The Louisiana Governor’s Mansion was built in 1963 under the administration of Governor Jimmie Davis. Located on Capitol Lake near the Louisiana State Capitol in Baton Rouge, the Mansion was designed by the architectural firm of Annan and Gilmer of Shreveport. The exterior of the Mansion was inspired by Oak Alley Plantation in Vacherie, Louisiana.
In 1996, First Lady Alice Foster guided a major refurbishment of the Mansion. She began by creating the Louisiana Governor’s Mansion Foundation, a nonprofit entity dedicated to both maintaining and preserving the Mansion. Twenty years later, in 2016, First Lady Donna H. Edwards is continuing that legacy of preservation by establishing a Governor’ Mansion Preservation Foundation to include not only the interior but also the exterior and grounds of the Governor’s Mansion.
The structure of the Mansion itself, along with its furnishings, reflects Louisiana’s history and culture, making this truly a public monument Louisianans can be proud to call their state’s home.
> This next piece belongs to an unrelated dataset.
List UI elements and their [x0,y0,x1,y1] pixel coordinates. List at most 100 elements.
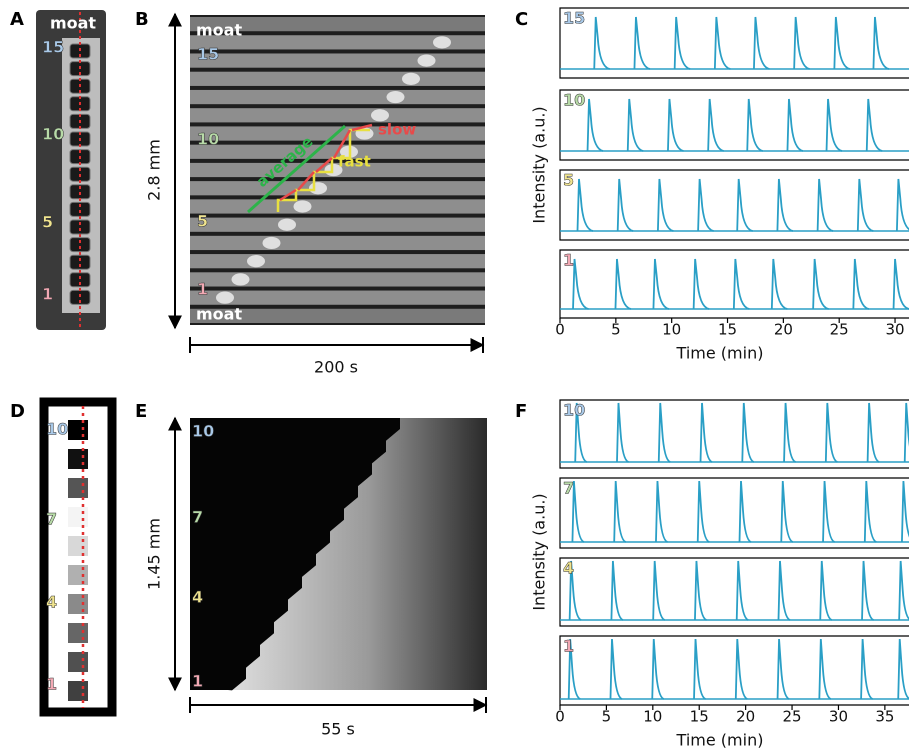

The interior structure of the Mansion is notable for its rooms of majestic proportion and its many stunning features. A magnificent mural in the foyer by Ausiklis Ozols of the New Orleans Academy of Fine Arts depicts the landscape of our great State.
The rotunda includes a suspended spiral staircase handcrafted by Louisiana master craftsman Wilmore A. Coco.
The rugs on the staircase, in the drawing room, and in the dining room were created by Edward Fields and Co., with inspiration from the State Seal depicted in the marble floor of the rotunda. They also incorporated symbols such as the 64 fleurs-de-lis woven into the Dining Room rug representative of the 64 parishes of Louisiana.
Crowning the top of the rotunda is a hand-painted border listing the 64 parishes of Louisiana. Surrounding the chandelier in the rotunda are 18 stars symbolizing the fact that Louisiana was the 18th state to join the United States of America.